Parto dal confronto di ieri tra Renzi e Zagrebelsky ma non è di riforma che vorrei parlare ora, piuttosto del tono dei commenti che piovono il giorno successivo e mi piacerebbe farlo (e discuterne) cercando di non turbare gli animi a sinistra. Se succede va bene lo stesso.

Ancora un volta colgo una reazione bifronte dopo un confronto con Matteo Renzi: c’è che si dice deluso per come l’oppositore sia stato “schiacciato” dal punto di vista televisivo e, insieme, chi invece rivendica orgoglioso proprio questa disabitudine ai modi della comunicazione più contemporanea: in pratica quando qualcuno si permette di dire che Zagrebelsky forse non sia proprio la persona giusta da contrapporre al premier in una trasmissione come quella di Mentana (e praticamente tutta la nostra televisione) viene assalito da chi invece ci vorrebbe convincere che essere poco avvezzi alla televisione sia un vanto. “Preferisco un professore poco comprensibile a un venditore di pentole.” Beh, scusate, io no. Io no.
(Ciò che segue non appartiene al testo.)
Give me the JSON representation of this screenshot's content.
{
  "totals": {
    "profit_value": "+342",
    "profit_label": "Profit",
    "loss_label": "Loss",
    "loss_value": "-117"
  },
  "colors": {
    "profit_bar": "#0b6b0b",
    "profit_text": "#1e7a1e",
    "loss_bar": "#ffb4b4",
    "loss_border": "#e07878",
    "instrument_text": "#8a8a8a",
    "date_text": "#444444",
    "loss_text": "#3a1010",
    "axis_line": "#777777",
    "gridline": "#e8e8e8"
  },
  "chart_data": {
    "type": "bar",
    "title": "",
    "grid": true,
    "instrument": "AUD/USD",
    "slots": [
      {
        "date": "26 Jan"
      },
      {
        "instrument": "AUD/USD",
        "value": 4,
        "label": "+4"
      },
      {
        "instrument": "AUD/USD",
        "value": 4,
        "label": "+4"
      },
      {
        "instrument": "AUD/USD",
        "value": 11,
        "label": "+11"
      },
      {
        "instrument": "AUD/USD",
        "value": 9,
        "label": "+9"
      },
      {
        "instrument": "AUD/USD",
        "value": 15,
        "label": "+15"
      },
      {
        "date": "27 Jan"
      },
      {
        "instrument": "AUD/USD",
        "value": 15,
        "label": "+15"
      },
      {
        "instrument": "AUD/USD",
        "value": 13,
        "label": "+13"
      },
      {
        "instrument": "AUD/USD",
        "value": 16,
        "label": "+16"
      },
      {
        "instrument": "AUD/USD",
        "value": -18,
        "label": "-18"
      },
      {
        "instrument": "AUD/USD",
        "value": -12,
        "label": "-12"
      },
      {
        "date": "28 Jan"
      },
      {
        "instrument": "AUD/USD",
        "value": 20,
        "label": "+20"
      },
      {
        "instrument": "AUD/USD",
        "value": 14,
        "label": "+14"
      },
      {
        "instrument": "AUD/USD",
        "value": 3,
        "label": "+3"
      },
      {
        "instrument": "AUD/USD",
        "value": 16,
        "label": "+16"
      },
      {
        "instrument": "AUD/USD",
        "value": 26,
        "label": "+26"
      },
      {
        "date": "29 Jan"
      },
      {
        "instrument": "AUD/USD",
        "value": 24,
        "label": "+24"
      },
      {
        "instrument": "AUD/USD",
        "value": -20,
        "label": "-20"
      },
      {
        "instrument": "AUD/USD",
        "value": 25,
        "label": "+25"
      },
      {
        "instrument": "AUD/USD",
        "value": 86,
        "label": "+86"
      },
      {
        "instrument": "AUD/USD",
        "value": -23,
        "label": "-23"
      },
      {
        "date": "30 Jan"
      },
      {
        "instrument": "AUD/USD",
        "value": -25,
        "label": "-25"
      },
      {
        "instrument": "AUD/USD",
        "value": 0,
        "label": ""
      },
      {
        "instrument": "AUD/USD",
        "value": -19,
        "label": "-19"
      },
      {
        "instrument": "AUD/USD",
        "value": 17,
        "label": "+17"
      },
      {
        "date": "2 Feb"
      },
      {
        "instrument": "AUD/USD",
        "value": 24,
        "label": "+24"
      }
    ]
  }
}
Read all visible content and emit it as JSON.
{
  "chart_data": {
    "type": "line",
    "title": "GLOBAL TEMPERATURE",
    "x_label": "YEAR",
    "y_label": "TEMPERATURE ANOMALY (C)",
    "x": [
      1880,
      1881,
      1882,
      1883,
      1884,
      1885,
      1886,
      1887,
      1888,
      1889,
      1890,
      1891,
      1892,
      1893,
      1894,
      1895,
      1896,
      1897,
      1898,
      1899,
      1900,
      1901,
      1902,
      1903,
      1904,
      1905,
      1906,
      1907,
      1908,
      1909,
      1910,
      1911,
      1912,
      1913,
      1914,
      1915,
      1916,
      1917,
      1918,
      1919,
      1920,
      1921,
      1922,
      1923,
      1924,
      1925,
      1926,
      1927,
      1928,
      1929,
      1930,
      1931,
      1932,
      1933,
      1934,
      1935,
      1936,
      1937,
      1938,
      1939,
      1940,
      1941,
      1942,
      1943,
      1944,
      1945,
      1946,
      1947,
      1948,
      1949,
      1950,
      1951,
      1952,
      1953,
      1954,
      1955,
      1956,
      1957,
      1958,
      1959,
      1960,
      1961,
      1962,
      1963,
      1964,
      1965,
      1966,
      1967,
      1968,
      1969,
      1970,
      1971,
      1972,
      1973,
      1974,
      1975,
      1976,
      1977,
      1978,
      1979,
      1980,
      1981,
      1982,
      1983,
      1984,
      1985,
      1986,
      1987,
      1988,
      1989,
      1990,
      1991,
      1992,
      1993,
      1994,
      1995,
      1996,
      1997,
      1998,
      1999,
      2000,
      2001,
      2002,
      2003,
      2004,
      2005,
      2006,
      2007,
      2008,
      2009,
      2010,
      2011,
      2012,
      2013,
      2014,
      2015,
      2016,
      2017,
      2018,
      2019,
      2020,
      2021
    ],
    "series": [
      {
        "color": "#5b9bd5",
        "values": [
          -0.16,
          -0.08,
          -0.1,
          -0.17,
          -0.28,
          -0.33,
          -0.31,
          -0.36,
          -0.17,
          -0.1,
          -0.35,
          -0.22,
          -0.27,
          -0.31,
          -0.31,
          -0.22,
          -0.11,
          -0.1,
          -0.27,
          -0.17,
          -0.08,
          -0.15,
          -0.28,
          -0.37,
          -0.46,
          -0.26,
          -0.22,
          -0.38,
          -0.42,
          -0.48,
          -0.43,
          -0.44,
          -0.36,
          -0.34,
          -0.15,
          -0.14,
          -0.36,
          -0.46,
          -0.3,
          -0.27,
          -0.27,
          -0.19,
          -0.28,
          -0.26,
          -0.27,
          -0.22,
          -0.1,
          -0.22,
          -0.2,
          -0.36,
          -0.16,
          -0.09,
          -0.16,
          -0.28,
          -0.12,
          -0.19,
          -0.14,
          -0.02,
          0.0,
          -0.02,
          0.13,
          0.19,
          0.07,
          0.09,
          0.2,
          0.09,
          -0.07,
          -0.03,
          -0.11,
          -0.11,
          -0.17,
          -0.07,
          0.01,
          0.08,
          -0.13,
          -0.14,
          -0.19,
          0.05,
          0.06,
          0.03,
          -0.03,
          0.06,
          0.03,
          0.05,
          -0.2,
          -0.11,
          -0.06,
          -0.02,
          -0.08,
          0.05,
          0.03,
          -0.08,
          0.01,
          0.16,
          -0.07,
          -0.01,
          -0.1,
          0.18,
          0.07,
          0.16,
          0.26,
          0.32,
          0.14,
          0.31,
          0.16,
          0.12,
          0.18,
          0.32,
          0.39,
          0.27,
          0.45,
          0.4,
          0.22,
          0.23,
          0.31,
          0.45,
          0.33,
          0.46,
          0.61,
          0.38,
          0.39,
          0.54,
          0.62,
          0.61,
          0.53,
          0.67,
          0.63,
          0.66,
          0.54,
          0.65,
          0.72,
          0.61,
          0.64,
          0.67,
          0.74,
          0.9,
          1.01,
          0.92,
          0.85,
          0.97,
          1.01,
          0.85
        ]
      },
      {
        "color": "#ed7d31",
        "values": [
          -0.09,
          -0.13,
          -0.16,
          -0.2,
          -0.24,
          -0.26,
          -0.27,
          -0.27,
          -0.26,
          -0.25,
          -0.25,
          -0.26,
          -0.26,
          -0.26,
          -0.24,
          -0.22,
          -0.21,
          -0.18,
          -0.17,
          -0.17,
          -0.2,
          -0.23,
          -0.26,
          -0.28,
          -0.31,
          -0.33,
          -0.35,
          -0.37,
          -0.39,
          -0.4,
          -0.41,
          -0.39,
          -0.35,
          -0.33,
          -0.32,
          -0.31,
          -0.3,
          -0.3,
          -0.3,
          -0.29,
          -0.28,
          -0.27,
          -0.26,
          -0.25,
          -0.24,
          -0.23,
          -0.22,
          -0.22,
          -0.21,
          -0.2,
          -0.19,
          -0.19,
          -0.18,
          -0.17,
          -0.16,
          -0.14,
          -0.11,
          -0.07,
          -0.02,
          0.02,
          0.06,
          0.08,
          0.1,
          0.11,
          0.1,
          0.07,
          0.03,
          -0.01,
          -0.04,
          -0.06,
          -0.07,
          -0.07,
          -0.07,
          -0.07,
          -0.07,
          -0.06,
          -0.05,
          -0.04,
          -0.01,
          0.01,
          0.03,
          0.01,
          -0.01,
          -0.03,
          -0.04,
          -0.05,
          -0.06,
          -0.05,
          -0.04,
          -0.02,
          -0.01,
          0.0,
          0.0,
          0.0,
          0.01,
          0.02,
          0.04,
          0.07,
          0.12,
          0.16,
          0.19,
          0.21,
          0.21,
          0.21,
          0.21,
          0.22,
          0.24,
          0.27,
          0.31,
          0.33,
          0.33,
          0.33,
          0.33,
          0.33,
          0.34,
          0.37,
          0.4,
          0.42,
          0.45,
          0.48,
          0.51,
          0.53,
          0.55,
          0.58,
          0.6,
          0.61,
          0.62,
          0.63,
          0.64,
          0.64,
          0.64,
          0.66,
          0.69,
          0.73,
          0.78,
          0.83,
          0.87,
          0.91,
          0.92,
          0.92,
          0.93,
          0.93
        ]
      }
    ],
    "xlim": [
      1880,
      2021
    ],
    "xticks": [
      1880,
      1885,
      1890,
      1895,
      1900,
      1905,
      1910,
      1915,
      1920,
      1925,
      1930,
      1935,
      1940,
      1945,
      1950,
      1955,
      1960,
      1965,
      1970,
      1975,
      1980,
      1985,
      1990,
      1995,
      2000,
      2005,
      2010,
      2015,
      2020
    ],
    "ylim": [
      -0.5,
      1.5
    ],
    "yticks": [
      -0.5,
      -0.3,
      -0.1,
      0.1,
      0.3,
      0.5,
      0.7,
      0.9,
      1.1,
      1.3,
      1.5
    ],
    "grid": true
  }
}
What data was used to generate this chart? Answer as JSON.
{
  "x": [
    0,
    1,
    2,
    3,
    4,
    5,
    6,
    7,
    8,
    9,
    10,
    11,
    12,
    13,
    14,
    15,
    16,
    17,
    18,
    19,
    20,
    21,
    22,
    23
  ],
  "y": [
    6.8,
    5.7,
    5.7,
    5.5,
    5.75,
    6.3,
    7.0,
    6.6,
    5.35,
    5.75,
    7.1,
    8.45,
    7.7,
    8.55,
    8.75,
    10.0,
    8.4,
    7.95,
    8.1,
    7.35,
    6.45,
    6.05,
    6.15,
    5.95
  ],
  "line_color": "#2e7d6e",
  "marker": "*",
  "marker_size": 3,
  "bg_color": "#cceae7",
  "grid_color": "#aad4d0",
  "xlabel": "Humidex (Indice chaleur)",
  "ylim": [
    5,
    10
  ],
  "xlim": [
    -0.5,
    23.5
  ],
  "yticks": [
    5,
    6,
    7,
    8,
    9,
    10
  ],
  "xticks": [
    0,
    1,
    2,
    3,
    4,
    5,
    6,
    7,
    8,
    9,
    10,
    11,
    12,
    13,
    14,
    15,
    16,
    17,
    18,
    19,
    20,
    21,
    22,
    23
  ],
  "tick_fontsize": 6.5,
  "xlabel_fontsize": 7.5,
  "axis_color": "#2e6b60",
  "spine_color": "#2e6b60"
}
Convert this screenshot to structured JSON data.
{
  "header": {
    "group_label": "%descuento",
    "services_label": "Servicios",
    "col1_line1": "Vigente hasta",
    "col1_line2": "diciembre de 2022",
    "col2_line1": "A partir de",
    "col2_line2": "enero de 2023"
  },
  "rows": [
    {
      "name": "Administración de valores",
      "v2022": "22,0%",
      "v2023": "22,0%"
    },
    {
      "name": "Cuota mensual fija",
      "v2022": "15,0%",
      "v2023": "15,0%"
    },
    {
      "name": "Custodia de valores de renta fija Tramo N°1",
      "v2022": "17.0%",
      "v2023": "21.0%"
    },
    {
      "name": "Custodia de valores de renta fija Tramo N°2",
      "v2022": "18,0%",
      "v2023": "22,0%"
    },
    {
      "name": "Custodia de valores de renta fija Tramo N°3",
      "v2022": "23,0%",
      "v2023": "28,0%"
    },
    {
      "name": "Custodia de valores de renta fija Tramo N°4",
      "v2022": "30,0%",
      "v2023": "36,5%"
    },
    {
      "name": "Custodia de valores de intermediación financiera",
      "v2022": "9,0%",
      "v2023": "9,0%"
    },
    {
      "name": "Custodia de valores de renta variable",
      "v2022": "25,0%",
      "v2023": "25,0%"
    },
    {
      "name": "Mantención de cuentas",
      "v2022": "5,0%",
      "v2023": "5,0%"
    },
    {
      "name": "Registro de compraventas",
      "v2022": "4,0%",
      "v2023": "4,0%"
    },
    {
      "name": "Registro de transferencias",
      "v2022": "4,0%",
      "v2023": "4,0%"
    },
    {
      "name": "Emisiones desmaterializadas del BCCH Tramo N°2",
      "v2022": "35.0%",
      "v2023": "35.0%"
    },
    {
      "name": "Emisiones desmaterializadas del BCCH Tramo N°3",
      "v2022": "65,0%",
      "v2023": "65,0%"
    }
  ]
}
Non sono appassionato ai venditori di pentole ma credo che l’abilità comunicativa non sia un vizio di per sé condannabile. Non sopporto le strumentalizzazioni, le bugie, l’irrisione delle parti opposte, la truffa sulle cifre, la banalizzazione, il capovolgimento della realtà e tutto il resto ma trovo stupido e controproducente accusare le capacità comunicative di qualcuno. Anzi, di più, sono molto dispiaciuto che qualcuno abbia potuto pensare che Zagrebelsky possa essere efficace in un campo che non è il suo e mi chiedo quando (e chi) abbiamo deciso che sia necessario essere stinti e pallosi e grigi per essere autentici? Perché io, se posso, non sono d’accordo. Ma proprio per niente. Perché la sinistra storicamente ha avuto leader che sono stati molto pop (ne senso etico del termine, mica quello neo melodico) tra gli stessi strati sociali che oggi mi pare che qualcuno dall’alto giudichi con uno stesso snobismo. Perché a me,  perdonatemi, interessa arrivare a tutti, almeno avere la soddisfazione di sapere se sono o no d’accordo con le mie posizioni; non mi accontento di avere una luccicante minoranza di menti eccelse che sono d’accordo con me. No.

Tutto questo mi ricorda alcune esperienze giovanili quando ci si ritrovava a partecipare a spettacoli di solidarietà o sensibilizzazione (a gratis) insieme a nomi anche molto popolari incappando in organizzazioni che sembravano volutamente sciatte. «Ma perché non avete preso un palco più funzionale?» chiedevo, e mi si rispondeva che non si poteva rischiare di sembrare berlusconiano. Come se il bello (e il funzionale, anche in televisione) fosse un tradimento.

Ecco io questa sinistra che oggi si fregia di comunicare peggio del Comitato del sì, proprio non la capisco. E non la condivido. Proprio no.